Hamer-Jackson said his reputation has also been tarnished because of the Honcharuk report.

“How would you feel? Put yourself in that spot," he said.

Hamer-Jackson went on to say, “This isn’t over yet,” noting the various code of conduct complaints against him, adding those have also cost taxpayers’ money.

“Like, what are we, going to kiss and make up? People have to be held accountable for their actions,” Hamer-Jackson said.

“That's the problem with today's society — people aren't held accountable, and they just continue to do these things. …Why was this report not presented to me right after [its completion] just like it was presented to councillors? Why?”

The mayor did not participate in the investigation.

According to Honcharuk’s report, Hamer-Jackson was made aware of the complainants' identities and the general nature of their complaints ahead of agreeing to be interviewed.

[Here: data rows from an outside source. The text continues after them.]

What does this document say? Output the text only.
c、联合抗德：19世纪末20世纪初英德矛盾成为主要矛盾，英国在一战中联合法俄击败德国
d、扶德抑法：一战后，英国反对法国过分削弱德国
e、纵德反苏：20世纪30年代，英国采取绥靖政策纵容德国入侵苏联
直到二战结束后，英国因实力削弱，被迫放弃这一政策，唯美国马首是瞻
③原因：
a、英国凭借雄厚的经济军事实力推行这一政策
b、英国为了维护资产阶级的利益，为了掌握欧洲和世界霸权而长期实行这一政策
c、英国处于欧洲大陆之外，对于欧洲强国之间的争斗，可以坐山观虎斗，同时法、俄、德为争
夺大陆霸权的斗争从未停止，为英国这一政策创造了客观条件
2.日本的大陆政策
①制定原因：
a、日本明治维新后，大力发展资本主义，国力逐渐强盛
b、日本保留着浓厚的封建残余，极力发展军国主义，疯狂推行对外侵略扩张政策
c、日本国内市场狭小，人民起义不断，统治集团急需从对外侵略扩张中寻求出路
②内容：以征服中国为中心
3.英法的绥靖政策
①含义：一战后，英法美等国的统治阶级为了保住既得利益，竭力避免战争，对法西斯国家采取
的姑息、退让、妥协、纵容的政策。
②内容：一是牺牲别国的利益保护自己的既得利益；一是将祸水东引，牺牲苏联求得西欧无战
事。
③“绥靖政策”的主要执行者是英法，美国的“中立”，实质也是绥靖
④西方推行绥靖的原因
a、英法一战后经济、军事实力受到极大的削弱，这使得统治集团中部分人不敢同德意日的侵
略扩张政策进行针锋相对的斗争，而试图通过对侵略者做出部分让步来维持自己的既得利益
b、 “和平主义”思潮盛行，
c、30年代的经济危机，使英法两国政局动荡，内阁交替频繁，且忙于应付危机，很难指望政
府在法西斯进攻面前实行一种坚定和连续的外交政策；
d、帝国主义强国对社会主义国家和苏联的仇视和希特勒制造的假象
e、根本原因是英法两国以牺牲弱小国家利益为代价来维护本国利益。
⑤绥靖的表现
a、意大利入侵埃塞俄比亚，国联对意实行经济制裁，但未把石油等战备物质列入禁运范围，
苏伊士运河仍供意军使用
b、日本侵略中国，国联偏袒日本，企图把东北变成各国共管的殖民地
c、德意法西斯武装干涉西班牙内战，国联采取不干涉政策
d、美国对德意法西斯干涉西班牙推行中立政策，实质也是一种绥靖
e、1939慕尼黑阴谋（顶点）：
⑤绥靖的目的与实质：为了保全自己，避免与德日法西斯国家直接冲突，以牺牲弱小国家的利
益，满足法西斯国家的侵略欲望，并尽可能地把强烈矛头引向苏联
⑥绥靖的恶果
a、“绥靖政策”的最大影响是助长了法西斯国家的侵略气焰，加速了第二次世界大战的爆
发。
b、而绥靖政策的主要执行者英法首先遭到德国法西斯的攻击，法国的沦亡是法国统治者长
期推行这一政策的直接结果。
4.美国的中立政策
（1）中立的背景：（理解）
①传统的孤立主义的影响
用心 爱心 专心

Hamer-Jackson told Castanet Kamloops he wanted to know details about the allegations before committing to sit down with the investigator. Honcharuk wanted him to make an appointment first due to the sensitive and confidential nature of the allegations.

No appointment was set and no details were shared.

Honcharuk found all the complainants credible and accepted their evidence.

Hamer-Jackson said he had not seen the confidential report detailing all the allegations against him — which he has been requesting — until a copy was mysteriously dropped off in his mailbox last week.